Timoshenko, Alexander V


Galectins are a family of -galactoside-binding proteins involved in cell stress responses and differentiation. Galectins are multifunctional proteins widely studied in many cell models including acute myeloid leukemia HL-60 cells where they mediate numerous intra- and extracellular functions in response to many stress-inducing stimuli. O-GlcNAcylation is a dynamic post-translational modification implicated in the regulation of many cellular diseases including cancers. The O-GlcNAc mediated expression and secretion of galectins during neutrophilic differentiation was examined in HL-60 cells. Galectin gene (LGALS), galectin protein expression, and galectin secretion were determined by RT-qPCR, immunoblotting, and ELISA, respectively. Inhibition of O-GlcNAcylation induced markers of differentiation namely growth arrest, segmented nuclear morphology, and H2O2 production by NADPH oxidase comparable to ATRA-induced differentiation. The reduction of O-GlcNAcylation modified galectin expression, and increased galectin secretion in a manner similar to ATRA. This study confirms that inhibition of O-GlcNAcylation is one of the important mechanisms regulating expression and secretion of galectins and cellular differentiation.

Summary for Lay Audience

Galectins are a family of -galactoside-binding proteins widely studied in many cell models including HL-60 acute myeloid leukemia cells where they mediate many intra- and extracellular functions in response to many stress inducing stimuli. Acute myeloid leukemia (AML) is cancer occurring in immune cells of the myeloid lineage. Cancer is characterized as uncontrollable cell growth and division that results in the formation of tumors which negatively affect the normal cells and tissues nearby. Uncontrolled growth is often caused by gene mutations that can both upregulate genes that force cells through signaling pathways that promote growth and downregulate genes that keep cell division in check and suppress tumor formation. In AML, the cancer occurs in cells with more stem-like features that promote high growth and proliferation. These cells ordinarily will continue to develop and differentiate throughout their life cycle until they terminally differentiate into a cell type that can no longer divide. AML can be treated clinically using therapies that induce this terminal differentiation thus limiting tumor expansion. However, some differentiation therapies are not universally applicable therefore in this study, we sought to investigate the potential of O-GlcNAcylation modulation as a method of terminal differentiation. Many cancers display aberrant O-GlcNAcylation, a post-translational modification that regulates protein function, with many more proteins modified by this sugar in cancer cells than in healthy cells.

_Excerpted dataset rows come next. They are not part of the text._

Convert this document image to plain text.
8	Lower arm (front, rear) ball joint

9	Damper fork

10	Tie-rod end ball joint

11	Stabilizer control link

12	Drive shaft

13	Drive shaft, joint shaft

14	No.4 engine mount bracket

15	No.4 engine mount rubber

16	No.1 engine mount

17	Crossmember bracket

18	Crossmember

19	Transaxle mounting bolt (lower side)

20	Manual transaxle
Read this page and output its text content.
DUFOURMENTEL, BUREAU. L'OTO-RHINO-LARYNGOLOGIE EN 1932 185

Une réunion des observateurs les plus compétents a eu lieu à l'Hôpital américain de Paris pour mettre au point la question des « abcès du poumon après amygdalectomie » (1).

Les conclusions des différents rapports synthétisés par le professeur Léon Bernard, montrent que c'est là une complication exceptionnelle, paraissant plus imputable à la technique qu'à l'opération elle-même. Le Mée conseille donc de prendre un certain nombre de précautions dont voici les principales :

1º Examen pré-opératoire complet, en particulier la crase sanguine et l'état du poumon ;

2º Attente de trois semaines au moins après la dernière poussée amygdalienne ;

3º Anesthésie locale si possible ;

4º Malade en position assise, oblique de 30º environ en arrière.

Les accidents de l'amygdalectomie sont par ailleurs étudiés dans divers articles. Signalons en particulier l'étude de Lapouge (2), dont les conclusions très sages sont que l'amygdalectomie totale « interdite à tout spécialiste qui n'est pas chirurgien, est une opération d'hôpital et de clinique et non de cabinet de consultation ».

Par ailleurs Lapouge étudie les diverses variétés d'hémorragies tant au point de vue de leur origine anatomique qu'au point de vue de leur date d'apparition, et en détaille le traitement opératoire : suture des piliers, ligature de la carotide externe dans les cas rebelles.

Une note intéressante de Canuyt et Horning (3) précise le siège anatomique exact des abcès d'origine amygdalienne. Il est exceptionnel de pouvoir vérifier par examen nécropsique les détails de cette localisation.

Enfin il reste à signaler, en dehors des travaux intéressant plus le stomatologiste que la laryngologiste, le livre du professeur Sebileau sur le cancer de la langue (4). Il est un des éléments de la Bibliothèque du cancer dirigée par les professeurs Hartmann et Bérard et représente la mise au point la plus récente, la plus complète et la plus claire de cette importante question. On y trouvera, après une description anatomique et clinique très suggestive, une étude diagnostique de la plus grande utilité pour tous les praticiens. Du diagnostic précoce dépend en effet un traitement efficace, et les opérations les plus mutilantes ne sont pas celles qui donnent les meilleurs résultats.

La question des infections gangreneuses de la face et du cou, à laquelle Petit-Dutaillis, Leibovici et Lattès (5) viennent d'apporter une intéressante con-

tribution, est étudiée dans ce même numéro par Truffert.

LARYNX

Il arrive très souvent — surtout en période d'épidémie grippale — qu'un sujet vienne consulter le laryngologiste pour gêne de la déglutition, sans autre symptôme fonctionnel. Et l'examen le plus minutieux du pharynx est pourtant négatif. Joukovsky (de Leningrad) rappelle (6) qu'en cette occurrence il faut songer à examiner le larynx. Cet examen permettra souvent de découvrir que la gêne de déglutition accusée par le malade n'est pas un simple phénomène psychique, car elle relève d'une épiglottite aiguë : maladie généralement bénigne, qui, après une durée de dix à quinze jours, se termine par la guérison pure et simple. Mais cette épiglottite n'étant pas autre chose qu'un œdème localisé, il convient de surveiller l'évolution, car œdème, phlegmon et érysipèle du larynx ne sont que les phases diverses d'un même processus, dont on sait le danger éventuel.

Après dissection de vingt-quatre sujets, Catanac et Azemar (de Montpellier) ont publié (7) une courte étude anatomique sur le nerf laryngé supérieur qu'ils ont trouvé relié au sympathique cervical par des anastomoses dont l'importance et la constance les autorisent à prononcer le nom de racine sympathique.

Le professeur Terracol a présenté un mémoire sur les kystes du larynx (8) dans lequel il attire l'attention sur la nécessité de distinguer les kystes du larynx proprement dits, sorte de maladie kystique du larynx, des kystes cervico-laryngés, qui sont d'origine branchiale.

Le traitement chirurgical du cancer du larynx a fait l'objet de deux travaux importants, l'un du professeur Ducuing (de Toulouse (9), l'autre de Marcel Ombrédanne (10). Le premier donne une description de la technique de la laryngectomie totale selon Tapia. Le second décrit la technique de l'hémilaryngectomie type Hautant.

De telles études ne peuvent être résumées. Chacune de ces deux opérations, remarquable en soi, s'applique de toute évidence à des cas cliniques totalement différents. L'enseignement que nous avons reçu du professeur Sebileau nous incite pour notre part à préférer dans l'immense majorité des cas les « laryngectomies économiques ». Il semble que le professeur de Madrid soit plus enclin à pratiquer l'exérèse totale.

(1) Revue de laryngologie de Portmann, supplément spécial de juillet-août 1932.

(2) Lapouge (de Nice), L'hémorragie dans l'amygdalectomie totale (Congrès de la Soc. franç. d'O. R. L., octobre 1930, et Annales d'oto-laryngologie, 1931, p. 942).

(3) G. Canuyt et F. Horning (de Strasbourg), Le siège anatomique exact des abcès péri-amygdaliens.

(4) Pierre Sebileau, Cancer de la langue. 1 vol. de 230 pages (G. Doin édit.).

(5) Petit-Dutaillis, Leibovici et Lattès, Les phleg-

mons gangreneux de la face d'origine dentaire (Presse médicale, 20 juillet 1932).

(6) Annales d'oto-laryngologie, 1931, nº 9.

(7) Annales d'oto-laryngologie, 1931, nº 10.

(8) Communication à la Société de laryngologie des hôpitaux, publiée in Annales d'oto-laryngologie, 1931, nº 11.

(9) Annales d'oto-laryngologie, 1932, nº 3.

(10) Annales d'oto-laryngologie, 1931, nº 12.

In this study, I used ATRA to induce granulocytic differentiation of HL-60 cells and compares the results to those obtained by treatment biochemical inhibitors of enzymes that regulate O-GlcNAcylation to disrupt O-GlcNAc homeostasis. Reduction of protein O-GlcNAcylation led to slowed growth of AML cells, increased expression of galectins, and phagocytic activity similar to what is seen when cells are treated with established differentiation chemicals. Neutrophils induced by either ATRA, or inhibition of O-GlcNAc showed high expression levels of neutrophil-specific genetic markers, segmented nuclear morphology, and increased reactive oxygen species production compared to promyeloid cells, confirming that targeting O-GlcNAcylation can induce terminal differentiation. This provides novel insight into AML regulatory mechanisms and could be used to develop more utilitarian chemotherapies.